Se o André elegeu combater o closet, eu escolhi a varanda gourmet como inimiga. Tenho visto, em recentes lançamentos imobiliários no RJ e SP, apartamentos com as tais varandas, que vêm equipadas com churrasqueiras. Será que precisamos de churrasqueiras em varandas de apartamentos? Fico imaginando o fumacê se todo mundo resolver fazer churrasco no mesmo dia. Sabemos que uma das grandes causas de desmatamento na Amazônia é a criação de pastos para o gado.

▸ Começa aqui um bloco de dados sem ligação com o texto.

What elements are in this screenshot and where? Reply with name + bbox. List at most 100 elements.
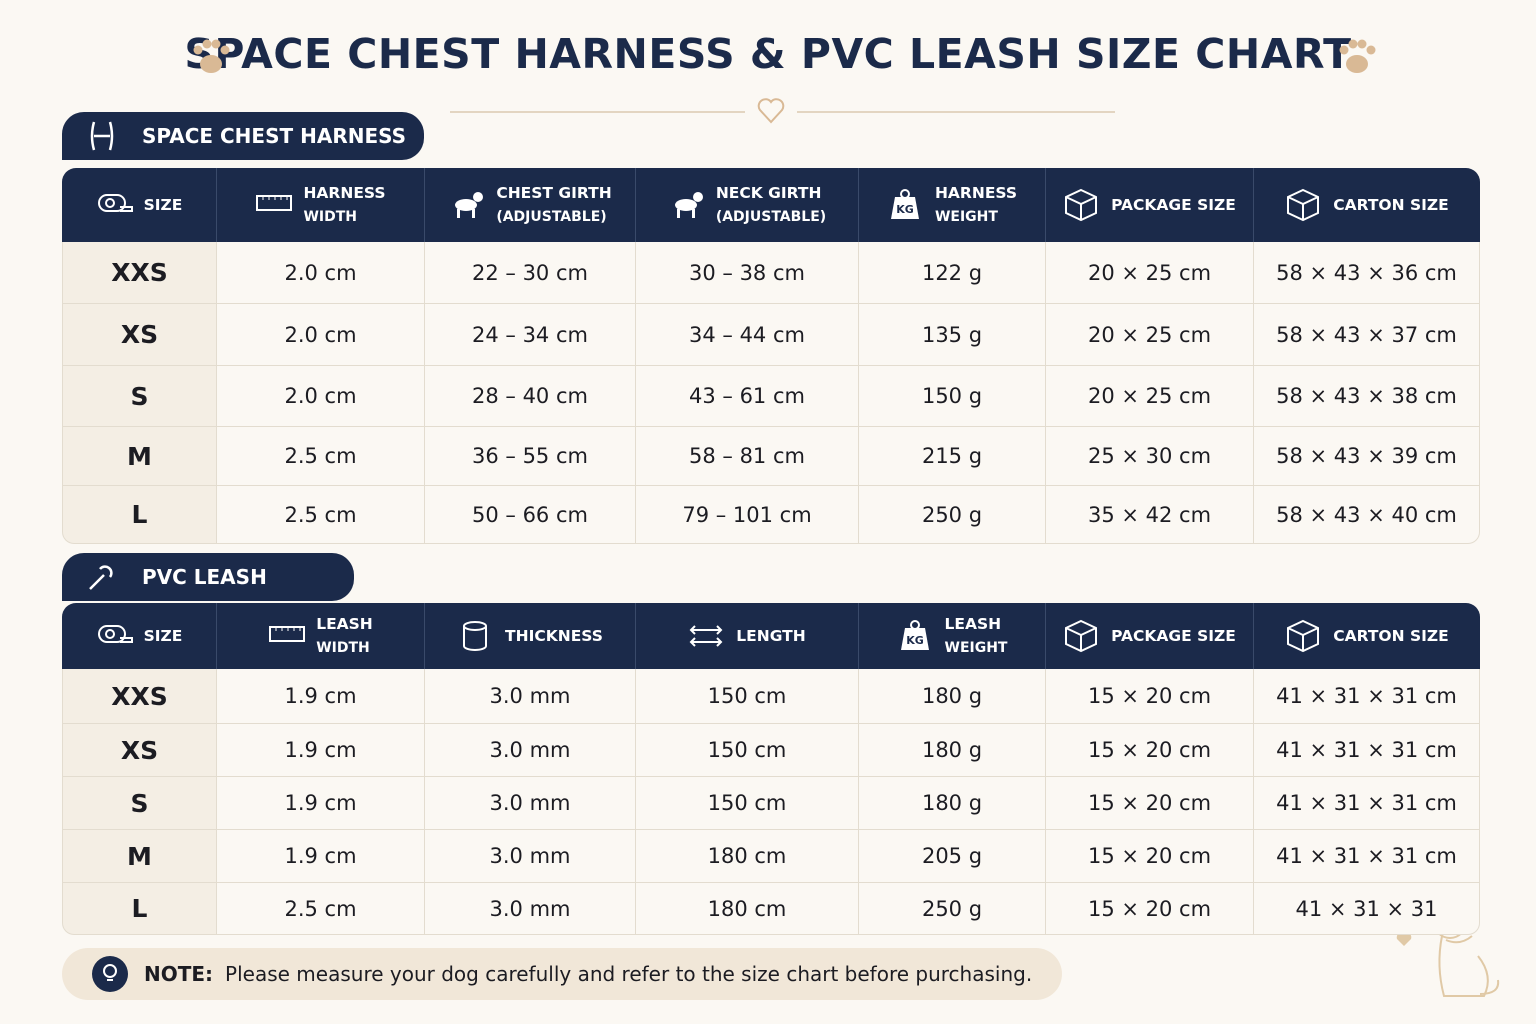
data-cell: 20 × 25 cm [1046, 242, 1254, 304]
data-cell: 58 × 43 × 37 cm [1254, 304, 1480, 366]
data-cell: 1.9 cm [217, 777, 425, 830]
data-cell: 15 × 20 cm [1046, 777, 1254, 830]
column-header: HARNESS WIDTH [217, 168, 425, 242]
icon [1065, 619, 1098, 653]
header-text: SIZE [144, 193, 183, 217]
header-line: SIZE [143, 196, 183, 214]
data-cell: 15 × 20 cm [1046, 669, 1254, 724]
data-cell: 50 – 66 cm [425, 486, 636, 544]
icon [463, 621, 488, 651]
data-cell: 1.9 cm [217, 724, 425, 777]
icon [90, 121, 114, 151]
note-label: NOTE: [144, 962, 214, 986]
header-line: (ADJUSTABLE) [496, 209, 607, 225]
header-line: HARNESS [303, 184, 386, 202]
header-line: LEASH [316, 615, 373, 633]
header-text: HARNESS WEIGHT [935, 181, 1017, 229]
section-tab: SPACE CHEST HARNESS [62, 112, 424, 160]
data-cell: 79 – 101 cm [636, 486, 859, 544]
header-line: PACKAGE SIZE [1111, 196, 1236, 214]
data-cell: 2.0 cm [217, 366, 425, 427]
data-cell: 2.5 cm [217, 427, 425, 486]
size-cell: L [62, 486, 217, 544]
data-cell: 25 × 30 cm [1046, 427, 1254, 486]
column-header: CHEST GIRTH (ADJUSTABLE) [425, 168, 636, 242]
icon [97, 194, 133, 212]
icon [1065, 188, 1098, 222]
data-cell: 250 g [859, 486, 1046, 544]
icon [97, 625, 133, 643]
header-line: (ADJUSTABLE) [715, 209, 827, 225]
data-cell: 30 – 38 cm [636, 242, 859, 304]
column-header: LEASH WIDTH [217, 603, 425, 669]
data-cell: 58 × 43 × 38 cm [1254, 366, 1480, 427]
header-text: CHEST GIRTH (ADJUSTABLE) [496, 181, 611, 229]
svg-text:KG: KG [896, 203, 914, 216]
data-cell: 24 – 34 cm [425, 304, 636, 366]
data-cell: 58 × 43 × 40 cm [1254, 486, 1480, 544]
data-cell: 150 cm [636, 724, 859, 777]
data-cell: 20 × 25 cm [1046, 366, 1254, 427]
data-cell: 58 – 81 cm [636, 427, 859, 486]
header-line: WEIGHT [934, 209, 998, 225]
icon [269, 626, 306, 642]
data-cell: 41 × 31 × 31 [1254, 883, 1480, 935]
header-line: THICKNESS [505, 627, 603, 645]
data-cell: 3.0 mm [425, 724, 636, 777]
column-header: KG HARNESS WEIGHT [859, 168, 1046, 242]
header-line: NECK GIRTH [715, 184, 822, 202]
data-cell: 58 × 43 × 39 cm [1254, 427, 1480, 486]
icon [689, 625, 723, 647]
data-cell: 180 g [859, 724, 1046, 777]
size-cell: XXS [62, 242, 217, 304]
header-text: LEASH WIDTH [316, 612, 373, 660]
column-header: NECK GIRTH (ADJUSTABLE) [636, 168, 859, 242]
column-header: SIZE [62, 168, 217, 242]
section-title: SPACE CHEST HARNESS [142, 124, 407, 148]
data-cell: 58 × 43 × 36 cm [1254, 242, 1480, 304]
data-cell: 34 – 44 cm [636, 304, 859, 366]
data-cell: 2.0 cm [217, 242, 425, 304]
size-cell: XS [62, 304, 217, 366]
data-cell: 41 × 31 × 31 cm [1254, 669, 1480, 724]
header-text: THICKNESS [505, 624, 603, 648]
data-cell: 135 g [859, 304, 1046, 366]
header-line: PACKAGE SIZE [1111, 627, 1236, 645]
header-text: PACKAGE SIZE [1111, 193, 1236, 217]
icon: KG [900, 620, 929, 650]
data-cell: 1.9 cm [217, 669, 425, 724]
column-header: CARTON SIZE [1254, 603, 1480, 669]
icon [674, 192, 703, 218]
data-cell: 150 cm [636, 777, 859, 830]
data-cell: 180 cm [636, 830, 859, 883]
header-text: CARTON SIZE [1333, 624, 1449, 648]
data-cell: 205 g [859, 830, 1046, 883]
section-title: PVC LEASH [142, 565, 267, 589]
data-cell: 2.5 cm [217, 883, 425, 935]
data-cell: 41 × 31 × 31 cm [1254, 830, 1480, 883]
data-cell: 3.0 mm [425, 883, 636, 935]
size-cell: M [62, 830, 217, 883]
column-header: THICKNESS [425, 603, 636, 669]
note-box: NOTE: Please measure your dog carefully … [62, 948, 1062, 1000]
icon [1287, 188, 1320, 222]
data-cell: 3.0 mm [425, 669, 636, 724]
header-line: CARTON SIZE [1333, 196, 1449, 214]
header-line: CARTON SIZE [1333, 627, 1449, 645]
data-cell: 1.9 cm [217, 830, 425, 883]
data-cell: 150 cm [636, 669, 859, 724]
data-cell: 15 × 20 cm [1046, 830, 1254, 883]
size-cell: L [62, 883, 217, 935]
size-cell: S [62, 777, 217, 830]
data-cell: 215 g [859, 427, 1046, 486]
header-text: CARTON SIZE [1333, 193, 1449, 217]
header-text: SIZE [144, 624, 183, 648]
icon [256, 195, 293, 211]
header-line: WIDTH [316, 640, 370, 656]
data-cell: 3.0 mm [425, 777, 636, 830]
column-header: PACKAGE SIZE [1046, 603, 1254, 669]
data-cell: 28 – 40 cm [425, 366, 636, 427]
data-cell: 36 – 55 cm [425, 427, 636, 486]
data-cell: 250 g [859, 883, 1046, 935]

Portanto, a fumaça do exagero churrascal é a mesma das queimadas na Amazônia. Será que precisamos consumir tanto churrasco assim? Será que virou um item de primeira necessidade, a ponto de novos apartamentos já virem com a tal da varanda gourmet? Além disso, a área de serviço teve o espaço bastante reduzido para dar lugar à dita cuja gourmet. Há lugar para tanque, máquina de lavar e um pequeno armário. Nada mais. Será que só eu lavo e seco roupa em casa? 

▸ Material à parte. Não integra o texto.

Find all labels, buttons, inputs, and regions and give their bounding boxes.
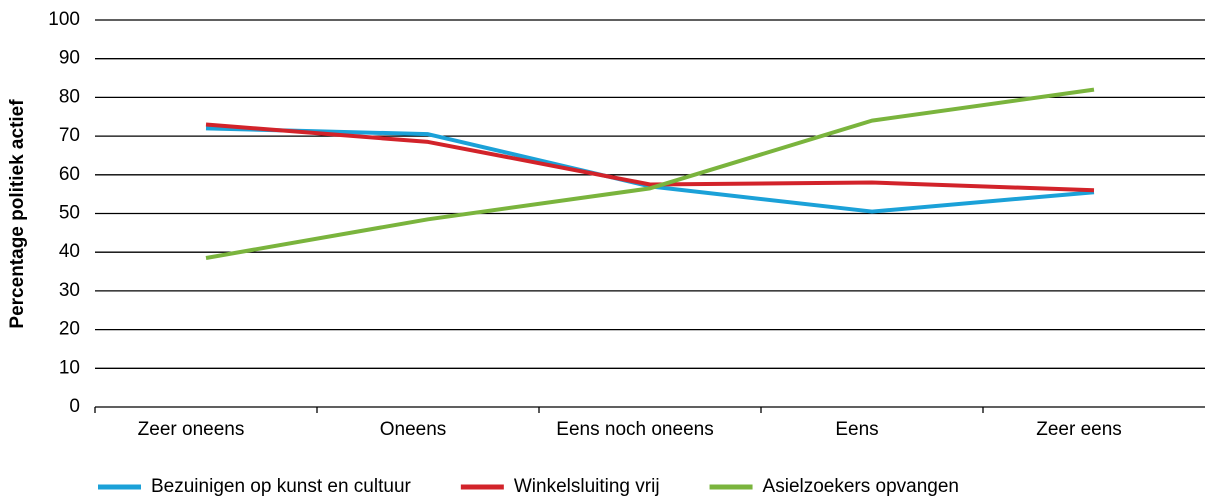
x-tick-label: Zeer eens bbox=[1036, 419, 1122, 440]
y-tick-label: 90 bbox=[59, 48, 80, 69]
x-tick-label: Zeer oneens bbox=[138, 419, 245, 440]
series-line bbox=[205, 126, 1095, 214]
y-tick-label: 20 bbox=[59, 319, 80, 340]
y-tick-label: 50 bbox=[59, 203, 80, 224]
legend-label: Asielzoekers opvangen bbox=[763, 476, 959, 497]
legend-label: Winkelsluiting vrij bbox=[514, 476, 660, 497]
legend-label: Bezuinigen op kunst en cultuur bbox=[151, 476, 412, 497]
y-tick-label: 0 bbox=[69, 396, 80, 417]
series-line bbox=[205, 87, 1095, 260]
y-tick-label: 10 bbox=[59, 357, 80, 378]
y-tick-label: 100 bbox=[48, 9, 80, 30]
x-tick-label: Oneens bbox=[380, 419, 447, 440]
x-tick-label: Eens bbox=[835, 419, 878, 440]
y-tick-label: 60 bbox=[59, 164, 80, 185]
x-tick-label: Eens noch oneens bbox=[556, 419, 713, 440]
y-tick-label: 40 bbox=[59, 241, 80, 262]
y-tick-label: 80 bbox=[59, 86, 80, 107]
y-axis-label: Percentage politiek actief bbox=[7, 99, 28, 329]
y-tick-label: 70 bbox=[59, 125, 80, 146]
series-line bbox=[205, 122, 1095, 193]
y-tick-label: 30 bbox=[59, 280, 80, 301]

Todos nós sabemos que o dia a dia doméstico não é varanda gourmet. É, entre outros itens, um local para secar a roupa que foi lavada. Digo isso porque já vi apartamentos de condomínios luxuosos cheios de varais de chão na varanda gourmet. Ou seja, não há local para secar a roupa. E quando chove, os varais de chão repletos de panos de pratos, meias e afins molhados ficam na sala. Eu particularmente prefiro uma boa área de serviço a uma varanda gourmet. Abaixo a varanda gourmet! 

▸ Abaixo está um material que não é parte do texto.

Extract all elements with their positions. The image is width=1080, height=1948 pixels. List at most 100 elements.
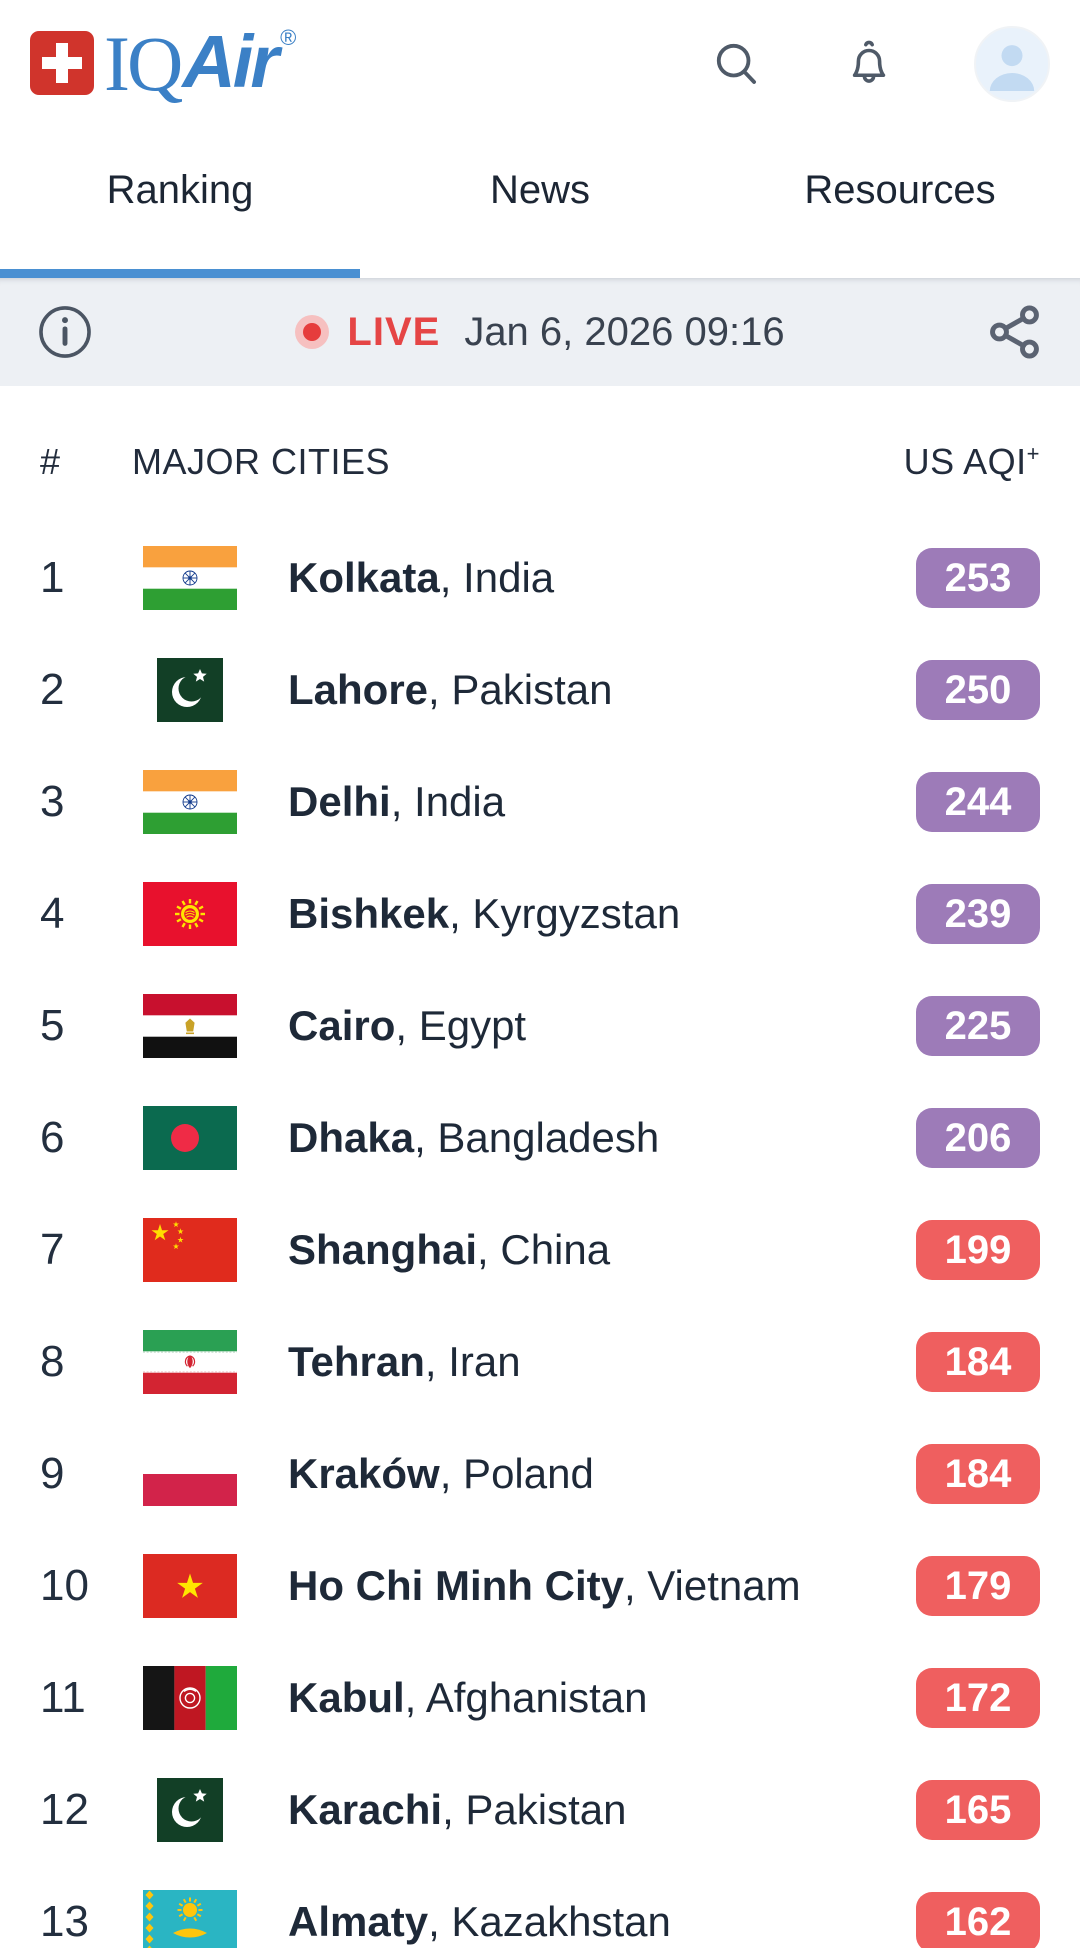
city-name: Lahore bbox=[288, 666, 429, 713]
app-header: IQ Air ® bbox=[0, 0, 1080, 128]
city-cell: Bishkek, Kyrgyzstan bbox=[288, 890, 916, 938]
ranking-row[interactable]: 9 Kraków, Poland 184 bbox=[0, 1418, 1080, 1530]
city-name: Kraków bbox=[288, 1450, 440, 1497]
flag-cell bbox=[132, 770, 248, 834]
tab-resources[interactable]: Resources bbox=[804, 168, 996, 212]
aqi-badge: 199 bbox=[916, 1220, 1040, 1280]
ranking-row[interactable]: 4 Bishkek, Kyrgyzstan 239 bbox=[0, 858, 1080, 970]
flag-cell bbox=[132, 1330, 248, 1394]
city-name: Karachi bbox=[288, 1786, 443, 1833]
flag-cell bbox=[132, 1218, 248, 1282]
city-name: Kabul bbox=[288, 1674, 405, 1721]
country-name: , Vietnam bbox=[623, 1562, 801, 1609]
flag-cell bbox=[132, 1106, 248, 1170]
row-rank: 13 bbox=[40, 1897, 89, 1946]
nav-tabs: Ranking News Resources bbox=[0, 128, 1080, 278]
ranking-row[interactable]: 3 Delhi, India 244 bbox=[0, 746, 1080, 858]
flag-pakistan-icon bbox=[157, 658, 223, 722]
city-name: Bishkek bbox=[288, 890, 450, 937]
country-name: , Kazakhstan bbox=[428, 1898, 671, 1945]
flag-poland-icon bbox=[143, 1442, 237, 1506]
aqi-badge: 184 bbox=[916, 1332, 1040, 1392]
row-rank: 3 bbox=[40, 777, 65, 826]
city-name: Shanghai bbox=[288, 1226, 478, 1273]
city-cell: Kabul, Afghanistan bbox=[288, 1674, 916, 1722]
ranking-row[interactable]: 11 Kabul, Afghanistan 172 bbox=[0, 1642, 1080, 1754]
live-bar: LIVE Jan 6, 2026 09:16 bbox=[0, 278, 1080, 386]
aqi-badge: 250 bbox=[916, 660, 1040, 720]
country-name: , China bbox=[477, 1226, 611, 1273]
row-rank: 9 bbox=[40, 1449, 65, 1498]
flag-iran-icon bbox=[143, 1330, 237, 1394]
flag-pakistan-icon bbox=[157, 1778, 223, 1842]
city-name: Delhi bbox=[288, 778, 391, 825]
live-label: LIVE bbox=[347, 309, 441, 354]
swiss-cross-icon bbox=[30, 31, 94, 95]
aqi-badge: 165 bbox=[916, 1780, 1040, 1840]
live-status: LIVE Jan 6, 2026 09:16 bbox=[96, 310, 984, 355]
ranking-table-body: 1 Kolkata, India 253 2 Lahore, Pakistan … bbox=[0, 522, 1080, 1948]
column-rank: # bbox=[40, 441, 61, 482]
ranking-row[interactable]: 7 Shanghai, China 199 bbox=[0, 1194, 1080, 1306]
aqi-badge: 244 bbox=[916, 772, 1040, 832]
row-rank: 11 bbox=[40, 1673, 86, 1722]
country-name: , India bbox=[390, 778, 506, 825]
brand-text: IQ Air ® bbox=[104, 25, 296, 103]
aqi-badge: 206 bbox=[916, 1108, 1040, 1168]
country-name: , Afghanistan bbox=[404, 1674, 648, 1721]
city-cell: Dhaka, Bangladesh bbox=[288, 1114, 916, 1162]
row-rank: 8 bbox=[40, 1337, 65, 1386]
country-name: , Bangladesh bbox=[414, 1114, 660, 1161]
flag-india-icon bbox=[143, 546, 237, 610]
ranking-row[interactable]: 13 Almaty, Kazakhstan 162 bbox=[0, 1866, 1080, 1948]
country-name: , Kyrgyzstan bbox=[449, 890, 681, 937]
ranking-row[interactable]: 2 Lahore, Pakistan 250 bbox=[0, 634, 1080, 746]
flag-cell bbox=[132, 1778, 248, 1842]
city-name: Dhaka bbox=[288, 1114, 415, 1161]
live-timestamp: Jan 6, 2026 09:16 bbox=[464, 309, 785, 354]
aqi-badge: 172 bbox=[916, 1668, 1040, 1728]
city-name: Tehran bbox=[288, 1338, 425, 1385]
row-rank: 10 bbox=[40, 1561, 89, 1610]
city-cell: Ho Chi Minh City, Vietnam bbox=[288, 1562, 916, 1610]
city-name: Kolkata bbox=[288, 554, 440, 601]
row-rank: 7 bbox=[40, 1225, 65, 1274]
flag-cell bbox=[132, 658, 248, 722]
bell-icon[interactable] bbox=[842, 37, 896, 91]
row-rank: 1 bbox=[40, 553, 65, 602]
flag-cell bbox=[132, 1666, 248, 1730]
country-name: , Poland bbox=[439, 1450, 594, 1497]
ranking-row[interactable]: 10 Ho Chi Minh City, Vietnam 179 bbox=[0, 1530, 1080, 1642]
aqi-badge: 239 bbox=[916, 884, 1040, 944]
ranking-row[interactable]: 8 Tehran, Iran 184 bbox=[0, 1306, 1080, 1418]
iqair-logo[interactable]: IQ Air ® bbox=[30, 25, 296, 103]
city-cell: Delhi, India bbox=[288, 778, 916, 826]
ranking-row[interactable]: 1 Kolkata, India 253 bbox=[0, 522, 1080, 634]
row-rank: 6 bbox=[40, 1113, 65, 1162]
flag-bangladesh-icon bbox=[143, 1106, 237, 1170]
city-cell: Tehran, Iran bbox=[288, 1338, 916, 1386]
table-header: # MAJOR CITIES US AQI+ bbox=[0, 438, 1080, 486]
flag-cell bbox=[132, 1442, 248, 1506]
column-aqi: US AQI+ bbox=[903, 441, 1040, 482]
search-icon[interactable] bbox=[710, 37, 764, 91]
column-cities: MAJOR CITIES bbox=[132, 441, 391, 482]
city-cell: Cairo, Egypt bbox=[288, 1002, 916, 1050]
ranking-row[interactable]: 5 Cairo, Egypt 225 bbox=[0, 970, 1080, 1082]
ranking-row[interactable]: 12 Karachi, Pakistan 165 bbox=[0, 1754, 1080, 1866]
tab-news[interactable]: News bbox=[489, 168, 591, 212]
city-name: Ho Chi Minh City bbox=[288, 1562, 624, 1609]
flag-india-icon bbox=[143, 770, 237, 834]
city-cell: Shanghai, China bbox=[288, 1226, 916, 1274]
info-icon[interactable] bbox=[34, 301, 96, 363]
ranking-row[interactable]: 6 Dhaka, Bangladesh 206 bbox=[0, 1082, 1080, 1194]
country-name: , Pakistan bbox=[428, 666, 613, 713]
share-icon[interactable] bbox=[984, 301, 1046, 363]
city-cell: Almaty, Kazakhstan bbox=[288, 1898, 916, 1946]
city-name: Almaty bbox=[288, 1898, 429, 1945]
flag-afghanistan-icon bbox=[143, 1666, 237, 1730]
country-name: , Pakistan bbox=[442, 1786, 627, 1833]
tab-ranking[interactable]: Ranking bbox=[0, 128, 360, 278]
avatar[interactable] bbox=[974, 26, 1050, 102]
country-name: , Iran bbox=[424, 1338, 521, 1385]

Por fim, a questão 717, que diz que os homens que se apropriam dos bens da Terra para ter o supérfluo enquanto muitos não possuem o necessário terão de responder pelas privações que causam. Estas palavras me fazem lembrar Madre Teresa de Calcutá. Uma vez, ao desembarcar nos Estados Unidos para uma conferência, ela ficou horrorizada ao ver a quantidade de comida que estava sendo jogada fora no aeroporto. Comida industrializada, cheia de gordura. Mas ainda assim, comida. Comida feita de trigo, carne, leite, milho, batata e outros itens, que foram tirados na Natureza (Olha ela aí novamente!), para alimentar um bando de gente que come em excesso e joga fora toneladas de alimentos todos os dias. Até quando? 
No livro “Mundo Sustentável”, o André Trigueiro, referindo-se ao desenho animado “Mogli, o Menino Lobo”, cita a música cantada pelo Urso Balu, amigo do personagem-título: - Necessário, somente o necessário. O extraordinário é demais. 
Sei que às vezes é difícil estabelecer o limite entre o necessário e o supérfluo. Mas como diz o André Trigueiro, um bom indício é evitarmos fazer coleção. Todos sabem quantos sapatos, celulares, automóveis, toalhas e peças de roupa devem ter. É questão de foro íntimo. Mas se alguém começa, por exemplo, a fazer coleção de sapatos, é melhor acender o sinal de alerta. Afinal, como diz o adendo à questão 717, “Tudo é relativo, cabendo à razão regrar as coisas”.